Caroline Biggs SC, defending, said that when the jurors heard about the brutal killings of two

physically and mentally vulnerable men, they must have thought that she and her team had sought to defend the indefensible.

She said she had no doubt that the jury had found her client’s acts repulsive and disgusting.

“That disgust and hatred for what he did is palpable in this room,” she said.

However, she said that the defence’s submission was that he had a mental disorder.

“He had it from birth, and he’ll have it until the day he dies,” she said.

She noted that the State’s psychiatrist had testified that he had alcohol and opiate dependency syndrome.

“Looking back at his history of torment, going back to the time he was six months old, sedated from 2005 to 2012 by high-end medication, sedated for most of his adult life to sedate that torment, are you surprised he likes to go to alcohol and other drugs to sedate himself?” she asked.

She noted that he had been released from prison just days before the killing.
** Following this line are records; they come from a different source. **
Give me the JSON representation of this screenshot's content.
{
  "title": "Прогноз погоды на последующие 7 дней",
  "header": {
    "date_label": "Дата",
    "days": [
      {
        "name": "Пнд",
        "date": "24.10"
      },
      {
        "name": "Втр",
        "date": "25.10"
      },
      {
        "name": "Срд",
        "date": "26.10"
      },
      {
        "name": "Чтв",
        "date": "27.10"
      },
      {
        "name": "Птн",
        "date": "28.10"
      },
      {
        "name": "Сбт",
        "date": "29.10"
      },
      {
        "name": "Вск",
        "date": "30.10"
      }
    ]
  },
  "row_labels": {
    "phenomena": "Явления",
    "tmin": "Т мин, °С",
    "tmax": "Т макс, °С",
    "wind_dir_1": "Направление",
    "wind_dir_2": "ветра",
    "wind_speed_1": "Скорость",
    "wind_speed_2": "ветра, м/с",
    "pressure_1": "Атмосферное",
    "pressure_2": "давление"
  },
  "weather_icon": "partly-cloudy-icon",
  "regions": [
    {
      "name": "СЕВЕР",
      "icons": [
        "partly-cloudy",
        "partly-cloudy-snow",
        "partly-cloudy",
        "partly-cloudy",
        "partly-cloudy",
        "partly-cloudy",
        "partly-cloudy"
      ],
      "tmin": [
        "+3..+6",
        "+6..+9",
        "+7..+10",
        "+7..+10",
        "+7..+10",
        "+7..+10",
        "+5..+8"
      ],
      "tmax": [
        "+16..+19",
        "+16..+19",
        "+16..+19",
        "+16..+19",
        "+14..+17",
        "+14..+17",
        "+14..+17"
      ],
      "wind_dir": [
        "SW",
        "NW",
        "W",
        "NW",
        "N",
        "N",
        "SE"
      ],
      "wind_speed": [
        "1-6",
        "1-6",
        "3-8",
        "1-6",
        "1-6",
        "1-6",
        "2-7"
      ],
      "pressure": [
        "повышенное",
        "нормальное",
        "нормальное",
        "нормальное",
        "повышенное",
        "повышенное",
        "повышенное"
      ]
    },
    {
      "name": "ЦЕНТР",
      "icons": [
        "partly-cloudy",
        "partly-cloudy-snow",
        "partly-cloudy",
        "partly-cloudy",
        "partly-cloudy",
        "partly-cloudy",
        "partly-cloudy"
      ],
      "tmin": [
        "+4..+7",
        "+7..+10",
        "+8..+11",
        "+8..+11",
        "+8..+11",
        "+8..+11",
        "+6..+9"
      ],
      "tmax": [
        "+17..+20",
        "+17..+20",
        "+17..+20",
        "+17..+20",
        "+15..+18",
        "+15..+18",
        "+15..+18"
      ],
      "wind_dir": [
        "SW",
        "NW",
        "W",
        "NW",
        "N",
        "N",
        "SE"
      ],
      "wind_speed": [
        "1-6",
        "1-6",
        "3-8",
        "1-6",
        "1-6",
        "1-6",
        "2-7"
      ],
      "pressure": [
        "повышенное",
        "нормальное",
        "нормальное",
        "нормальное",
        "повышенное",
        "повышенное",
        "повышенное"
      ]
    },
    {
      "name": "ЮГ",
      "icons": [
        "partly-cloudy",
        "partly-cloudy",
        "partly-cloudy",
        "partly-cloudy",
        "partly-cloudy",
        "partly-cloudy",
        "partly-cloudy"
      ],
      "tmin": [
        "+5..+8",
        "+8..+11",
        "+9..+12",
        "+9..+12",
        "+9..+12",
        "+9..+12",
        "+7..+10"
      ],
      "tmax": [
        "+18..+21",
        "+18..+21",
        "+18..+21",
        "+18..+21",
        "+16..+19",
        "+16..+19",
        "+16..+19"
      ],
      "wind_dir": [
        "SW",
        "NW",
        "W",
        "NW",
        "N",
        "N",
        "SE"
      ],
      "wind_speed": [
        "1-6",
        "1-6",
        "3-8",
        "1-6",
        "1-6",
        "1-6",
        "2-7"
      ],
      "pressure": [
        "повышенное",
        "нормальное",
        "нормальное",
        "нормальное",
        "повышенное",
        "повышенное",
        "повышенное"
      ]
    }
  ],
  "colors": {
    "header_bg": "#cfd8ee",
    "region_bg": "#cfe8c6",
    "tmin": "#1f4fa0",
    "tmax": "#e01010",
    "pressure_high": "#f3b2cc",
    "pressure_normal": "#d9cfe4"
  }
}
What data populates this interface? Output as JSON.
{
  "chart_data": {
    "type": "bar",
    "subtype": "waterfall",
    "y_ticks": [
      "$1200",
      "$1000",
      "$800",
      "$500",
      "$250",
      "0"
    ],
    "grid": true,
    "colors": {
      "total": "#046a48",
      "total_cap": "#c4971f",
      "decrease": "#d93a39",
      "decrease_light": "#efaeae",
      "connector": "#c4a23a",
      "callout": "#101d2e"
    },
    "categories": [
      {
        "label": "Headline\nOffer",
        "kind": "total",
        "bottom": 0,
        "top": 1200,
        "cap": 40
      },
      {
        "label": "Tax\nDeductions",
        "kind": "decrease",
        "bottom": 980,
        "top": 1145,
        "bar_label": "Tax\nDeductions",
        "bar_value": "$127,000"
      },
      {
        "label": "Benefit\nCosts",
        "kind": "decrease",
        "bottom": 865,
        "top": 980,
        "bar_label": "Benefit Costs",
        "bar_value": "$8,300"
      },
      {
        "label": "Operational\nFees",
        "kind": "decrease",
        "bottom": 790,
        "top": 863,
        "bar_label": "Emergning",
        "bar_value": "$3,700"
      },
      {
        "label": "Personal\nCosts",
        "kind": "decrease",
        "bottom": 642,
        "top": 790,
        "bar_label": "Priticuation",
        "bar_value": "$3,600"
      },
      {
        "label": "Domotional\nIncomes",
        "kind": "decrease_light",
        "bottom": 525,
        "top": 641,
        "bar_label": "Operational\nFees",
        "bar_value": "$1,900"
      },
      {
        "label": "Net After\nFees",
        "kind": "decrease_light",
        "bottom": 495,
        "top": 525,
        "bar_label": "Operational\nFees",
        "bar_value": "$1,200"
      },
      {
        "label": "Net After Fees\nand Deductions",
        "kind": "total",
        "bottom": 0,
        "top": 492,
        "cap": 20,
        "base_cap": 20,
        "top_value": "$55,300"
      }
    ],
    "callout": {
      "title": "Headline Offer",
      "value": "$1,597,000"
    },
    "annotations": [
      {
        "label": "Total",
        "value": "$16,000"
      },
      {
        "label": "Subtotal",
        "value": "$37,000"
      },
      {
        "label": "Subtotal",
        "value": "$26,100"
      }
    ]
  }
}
“He was let out in July of 2013 without a prescription for anything, having spent most of his adult life on tranquillisers prescribed by competent doctors,” she said. “But this is all down to drink?”

She said that the Act in question said that it was the jury alone who must decide whether he suffered from a mental disorder at the time.

“You have a constitutional mandate to decide it,” she added.

She suggested that ‘pigeon holing this into intoxication’ was perhaps the easy way for the State’s doctor to deal with the issue, but that it was far more complex.

She reminded the jury that, when charged, her client had said he was sorry for all the torture that he had put everybody through.

“There is absolutely no doubt that he’s put the Blaine family and his own family through torture,” she said. “He’s also himself had a life of torture.”

She reminded the jury that he was first seen by a psychologist at two years of age and had an emergency admission to a psychiatric facility at 11, the same age at which he was diagnosed with ADHD.

“Section 6 (of the the Criminal Law Insanity Act 2006) allows you, the peers who judge Mr Cawley, to accept perhaps that life of torture and torment is based on a mental disorder recognised by clinicians worldwide,” she said.

She said that her client shouldn’t be in the same category as people who go out and get drunk and then do reckless things.

“Alan Cawley didn’t ask for these disorders. He was born with them,” she said. “He didn’t ask for a life of torment. It was a poisoned gift he was given at birth.”

She asked for a verdict of manslaughter on the grounds of diminished responsibility.

Mr Justice Paul Coffey had told the four women and eight men of the jury that he will charge them on Monday and that it’s expected they will also begin their deliberations then.